10年愛してくれた君へ
「こんなに可愛いものね〜藍ちゃん。彼氏の一人や二人なんているわよね」


「いーやいやいや!!初彼だから私!」


何だろう、この場物凄く恥ずかしい!!


家族とかと恋愛の話するの恥ずかしい!!



「藍ちゃん初めてなのか?それは驚きだな」


「春兄パパまで…」



ふと春兄と目が合った。


少し驚きながらも、春兄はいつものように柔らかく笑う。


「おめでとう、藍」


「おめでとうは春兄だよ、内定。
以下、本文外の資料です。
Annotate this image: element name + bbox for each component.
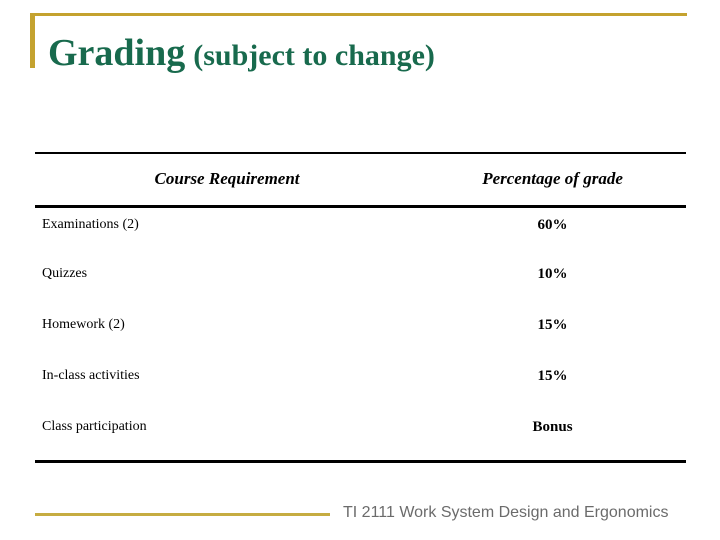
- percentage-cell: 10%: [537, 266, 568, 282]
- requirement-cell: In-class activities: [42, 368, 140, 383]
- table-row: Homework (2) 15%: [35, 308, 686, 359]
- footer-divider-line: [35, 513, 330, 516]
- requirement-cell: Homework (2): [42, 317, 125, 332]
- table-header-row: Course Requirement Percentage of grade: [35, 152, 686, 208]
- column-header-percentage-of-grade: Percentage of grade: [419, 152, 686, 208]
- percentage-cell: 15%: [537, 317, 568, 333]
- page-title-suffix: (subject to change): [193, 39, 435, 72]
- footer-course-label: TI 2111 Work System Design and Ergonomic…: [343, 504, 669, 521]
- percentage-cell: Bonus: [419, 410, 686, 463]
- percentage-cell: 60%: [537, 216, 568, 233]
- grading-table: Course Requirement Percentage of grade E…: [35, 152, 686, 463]
- requirement-cell: Class participation: [35, 410, 420, 463]
- table-row: In-class activities 15%: [35, 359, 686, 410]
- requirement-cell: Quizzes: [42, 266, 88, 281]
- title-accent-left-bar: [30, 13, 35, 68]
- column-header-course-requirement: Course Requirement: [35, 152, 420, 208]
- percentage-cell: 15%: [537, 368, 568, 384]
- table-row: Quizzes 10%: [35, 257, 686, 308]
- table-row: Examinations (2) 60%: [35, 206, 686, 257]
- page-title: Grading (subject to change): [48, 32, 435, 74]
- table-row: Class participation Bonus: [35, 410, 686, 463]
- title-accent-top-line: [30, 13, 687, 16]
- page-title-main: Grading: [48, 32, 186, 74]
- requirement-cell: Examinations (2): [42, 216, 139, 232]
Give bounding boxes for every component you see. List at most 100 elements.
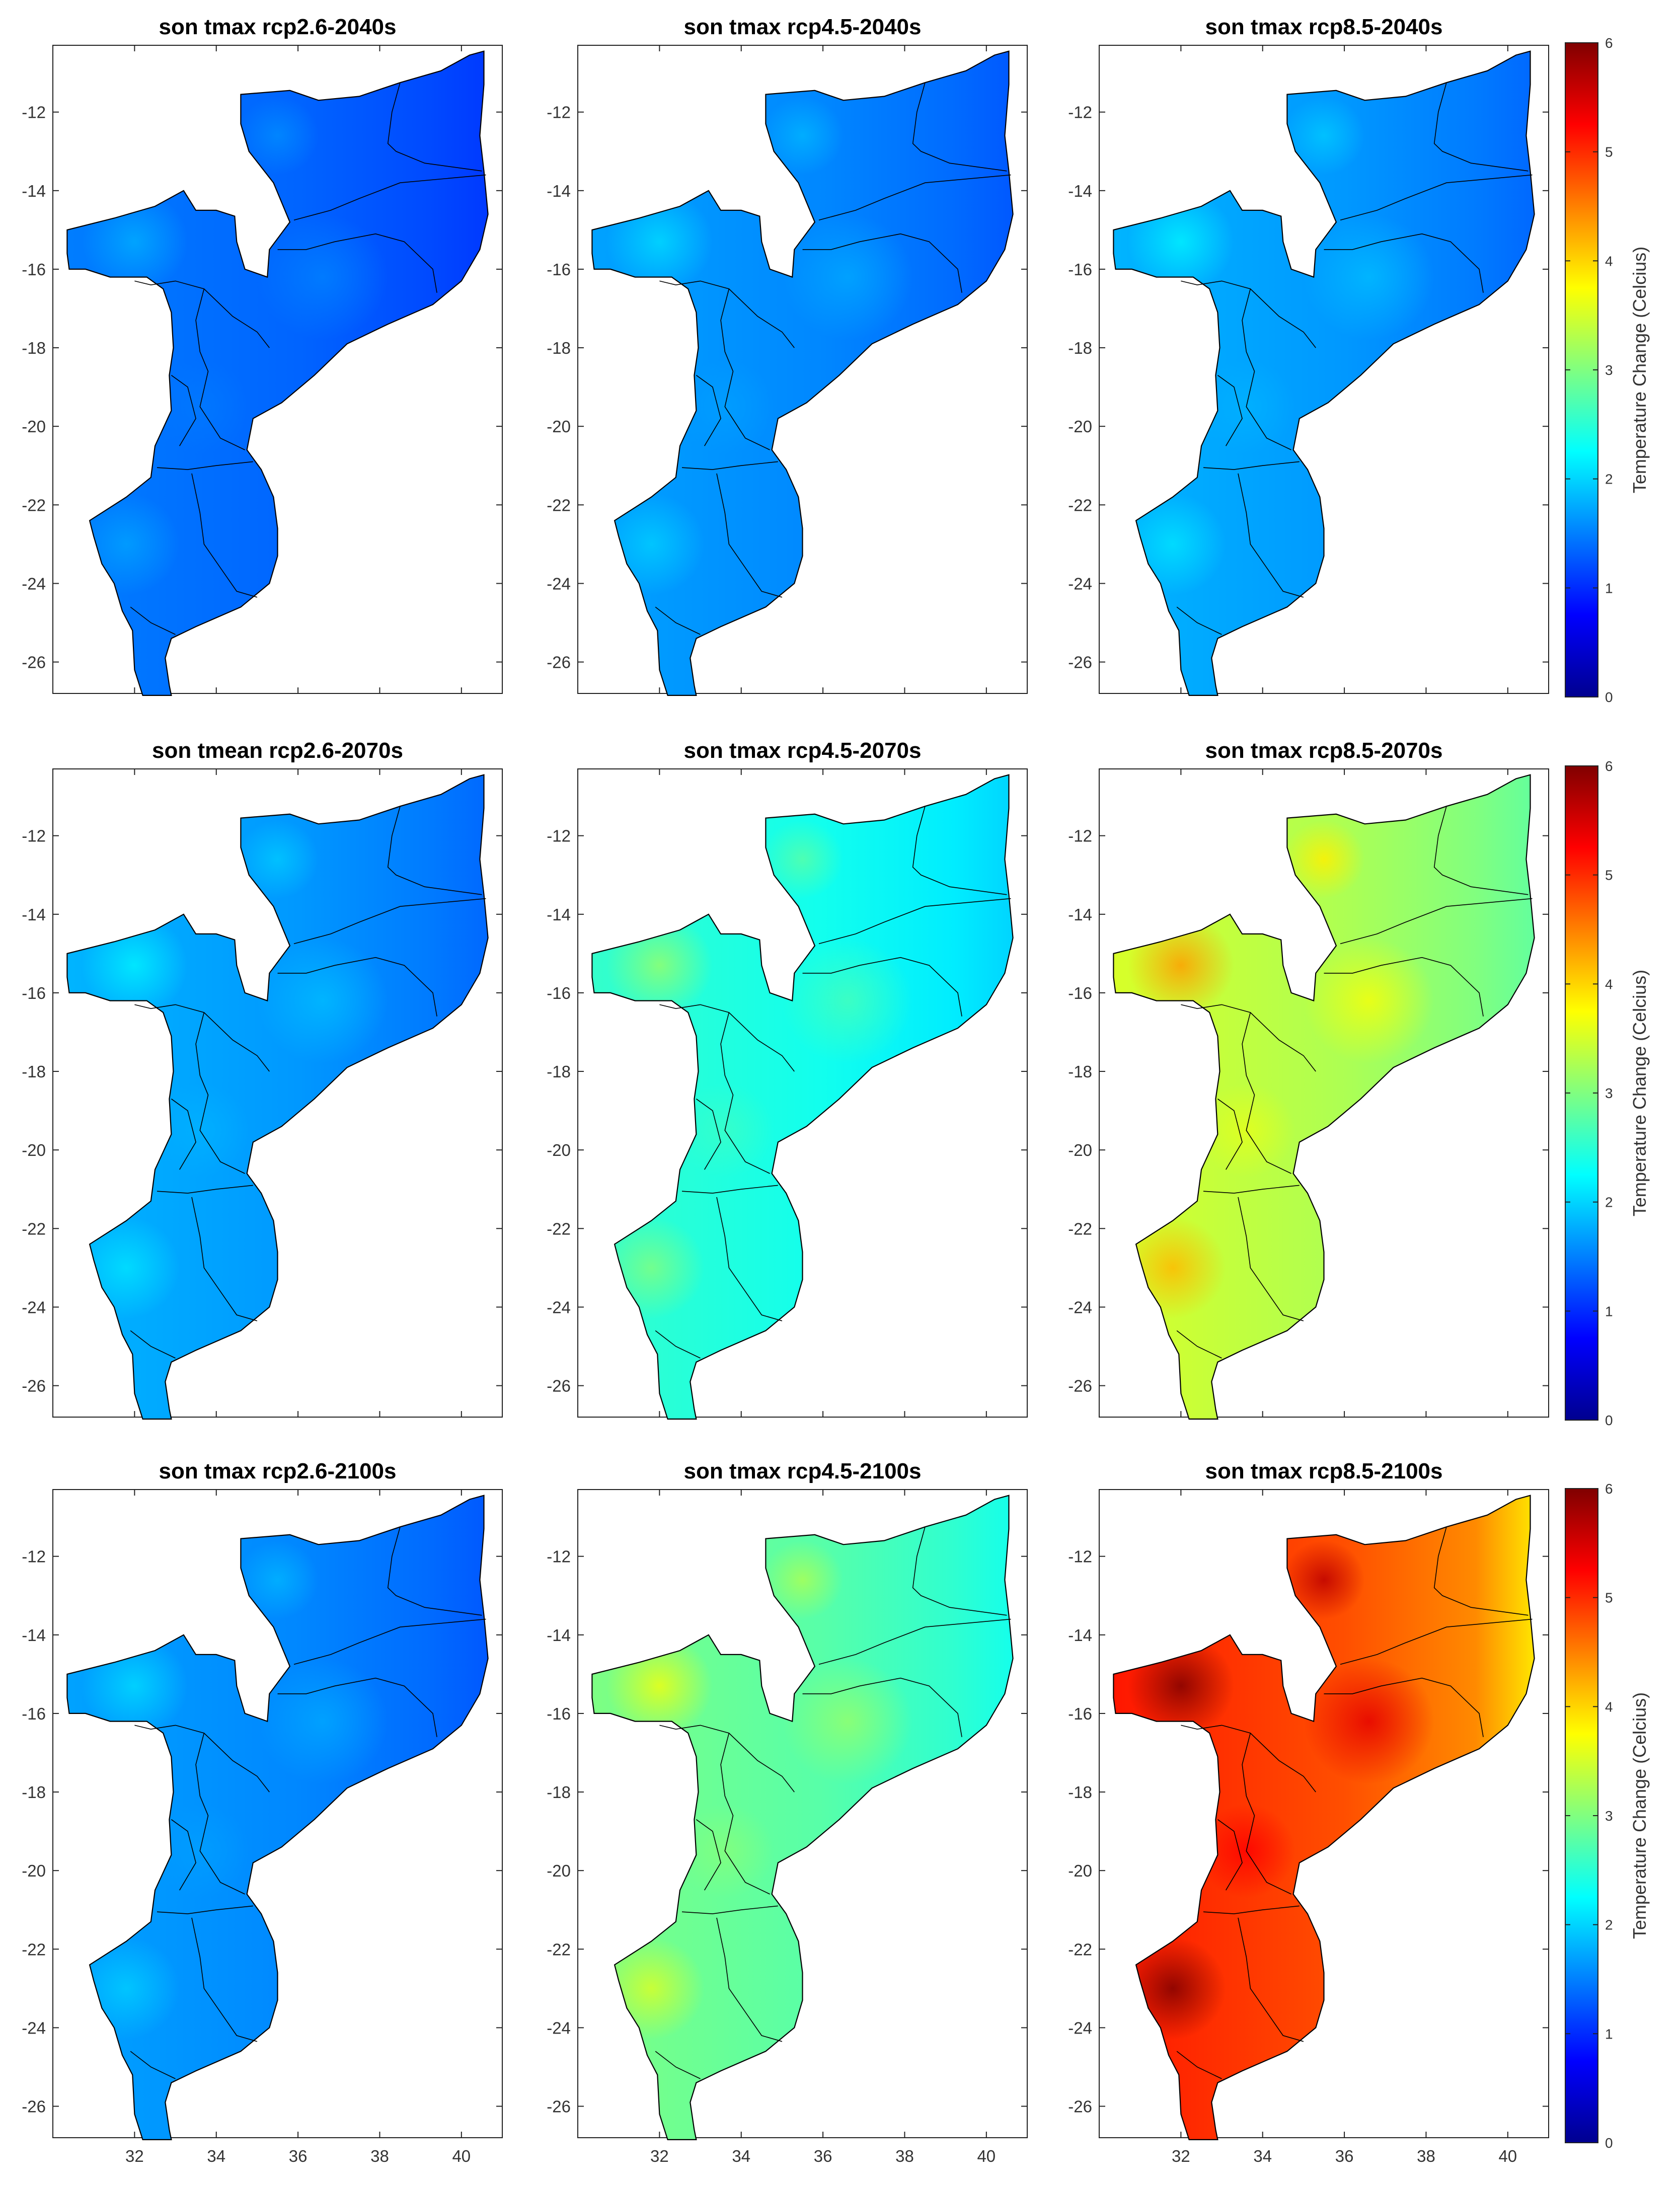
lat-tick-label: -14 — [22, 182, 46, 200]
province-border — [1203, 1905, 1300, 1914]
country-outline — [1113, 774, 1535, 1420]
lat-tick-label: -22 — [22, 496, 46, 514]
map-panel: son tmax rcp2.6-2040s -12 -14 -16 -18 -20 -22 -… — [22, 15, 503, 696]
panel-title: son tmax rcp2.6-2040s — [159, 15, 396, 39]
lat-tick-label: -14 — [1068, 182, 1092, 200]
colorbar: 0 1 2 3 4 5 6 Temperature Change (Celcius) — [1565, 1481, 1650, 2151]
province-border — [1433, 82, 1529, 172]
lat-tick-label: -14 — [22, 1626, 46, 1645]
colorbar-scale — [1565, 42, 1598, 697]
province-border — [1324, 233, 1484, 293]
lat-tick-label: -16 — [22, 984, 46, 1002]
colorbar: 0 1 2 3 4 5 6 Temperature Change (Celcius) — [1565, 758, 1650, 1428]
lat-tick-label: -14 — [547, 182, 571, 200]
map-panel: son tmax rcp4.5-2070s -12 -14 -16 -18 -20 -22 -… — [547, 738, 1028, 1420]
country-outline — [1113, 1495, 1535, 2140]
province-border — [387, 82, 482, 172]
province-border — [720, 1733, 770, 1895]
province-border — [681, 461, 778, 470]
lat-tick-label: -18 — [22, 1783, 46, 1802]
country-outline — [66, 774, 489, 1420]
lon-tick-label: 34 — [1253, 2147, 1272, 2165]
province-border — [195, 1733, 245, 1895]
province-border — [1238, 1197, 1304, 1321]
colorbar-tick-label: 0 — [1605, 2135, 1613, 2151]
lat-tick-label: -16 — [1068, 984, 1092, 1002]
province-border — [277, 957, 437, 1017]
province-border — [1217, 1099, 1243, 1170]
lat-tick-label: -24 — [1068, 1298, 1092, 1316]
province-border — [171, 1099, 196, 1170]
colorbar-tick-label: 1 — [1605, 1303, 1613, 1319]
province-border — [130, 1330, 176, 1359]
lat-tick-label: -20 — [547, 1141, 571, 1159]
lat-tick-label: -22 — [547, 496, 571, 514]
lon-tick-label: 32 — [1172, 2147, 1190, 2165]
colorbar-tick-label: 5 — [1605, 1590, 1613, 1606]
lat-tick-label: -18 — [547, 1783, 571, 1802]
colorbar-tick-label: 4 — [1605, 1699, 1613, 1714]
lat-tick-label: -20 — [1068, 1141, 1092, 1159]
colorbar-tick-label: 6 — [1605, 758, 1613, 774]
panel-title: son tmax rcp8.5-2070s — [1205, 738, 1442, 763]
province-border — [912, 1526, 1007, 1616]
lat-tick-label: -20 — [22, 1861, 46, 1880]
province-border — [387, 806, 482, 895]
province-border — [1340, 1618, 1533, 1665]
lat-tick-label: -12 — [547, 1547, 571, 1566]
province-border — [1324, 957, 1484, 1017]
country-outline — [591, 1495, 1014, 2140]
province-border — [716, 1917, 783, 2042]
province-border — [802, 957, 962, 1017]
map-panel: son tmax rcp8.5-2100s -12 -14 -16 -18 -20 -22 -… — [1068, 1459, 1549, 2165]
lat-tick-label: -12 — [1068, 827, 1092, 845]
lat-tick-label: -22 — [22, 1219, 46, 1238]
lat-tick-label: -16 — [1068, 260, 1092, 279]
panel-title: son tmax rcp8.5-2100s — [1205, 1459, 1442, 1484]
province-border — [655, 2051, 701, 2079]
panel-title: son tmax rcp4.5-2040s — [683, 15, 921, 39]
panel-title: son tmax rcp4.5-2100s — [683, 1459, 921, 1484]
lat-tick-label: -12 — [22, 827, 46, 845]
colorbar-tick-label: 0 — [1605, 689, 1613, 705]
province-border — [1217, 1819, 1243, 1891]
province-border — [696, 1819, 721, 1891]
lat-tick-label: -12 — [547, 103, 571, 122]
lat-tick-label: -14 — [547, 905, 571, 924]
lat-tick-label: -24 — [22, 574, 46, 593]
province-border — [802, 233, 962, 293]
country-outline — [1113, 50, 1535, 696]
province-border — [157, 461, 253, 470]
province-border — [293, 1618, 486, 1665]
lat-tick-label: -24 — [547, 1298, 571, 1316]
province-border — [1203, 1185, 1300, 1194]
lat-tick-label: -12 — [1068, 1547, 1092, 1566]
lat-tick-label: -24 — [22, 2018, 46, 2037]
lat-tick-label: -20 — [1068, 417, 1092, 436]
province-border — [818, 1618, 1011, 1665]
province-border — [1203, 461, 1300, 470]
map-panel: son tmax rcp8.5-2070s -12 -14 -16 -18 -20 -22 -… — [1068, 738, 1549, 1420]
province-border — [681, 1905, 778, 1914]
colorbar-tick-label: 5 — [1605, 868, 1613, 883]
colorbar-tick-label: 4 — [1605, 976, 1613, 992]
province-border — [1242, 1012, 1291, 1174]
province-border — [1217, 375, 1243, 446]
lat-tick-label: -12 — [547, 827, 571, 845]
province-border — [818, 174, 1011, 221]
colorbar: 0 1 2 3 4 5 6 Temperature Change (Celcius) — [1565, 35, 1650, 705]
province-border — [195, 288, 245, 450]
lat-tick-label: -26 — [22, 2097, 46, 2116]
lat-tick-label: -14 — [1068, 905, 1092, 924]
colorbar-label: Temperature Change (Celcius) — [1629, 247, 1650, 493]
colorbar-tick-label: 3 — [1605, 1808, 1613, 1824]
lat-tick-label: -12 — [22, 1547, 46, 1566]
lon-tick-label: 38 — [1417, 2147, 1435, 2165]
province-border — [912, 82, 1007, 172]
province-border — [1340, 898, 1533, 945]
lon-tick-label: 36 — [289, 2147, 308, 2165]
lon-tick-label: 40 — [977, 2147, 996, 2165]
panel-title: son tmax rcp2.6-2100s — [159, 1459, 396, 1484]
province-border — [655, 606, 701, 635]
春兄を祝う場なんだからね」


そうだよ、何で私の話になっているの。


メインは春兄なんだから。


「藍ちゃん、フリーになったら春人をもらってやってね?」


春兄ママは春兄の背中をバシバシ叩く。


「母さんイテーよ」


「私に春兄は勿体無いって!!」


「あーら、そんなことないわ?逆に春人に藍ちゃんは勿体無いくらいよ」


「春兄も何か言ってよ〜!」


言われるがままの春兄はただ楽しそうに笑っていた。





「じゃあ、春兄の内定を祝して、カンパーイ!!」



テーブルに並んだたくさんの料理。


それを囲む、私の大好きな人たち。



幸せだなーとつくづく思う。


親同士の会話が弾んでいる頃、私は一人席を外し、トイレに入った。


出て洗面所で手を洗っていると、鏡越しに顔を覗かせる春兄と目が合う。


「春兄どうしたの?」


鏡の中の春兄に目を合わせたままそう問う。


「いや?何となく。藍と二人で話したいなーって思って」


水道の水を止め、タオルで手を拭き振り返る。


「何か変な感じ」


笑いながらそう言うと、春兄も笑みを返してくれる。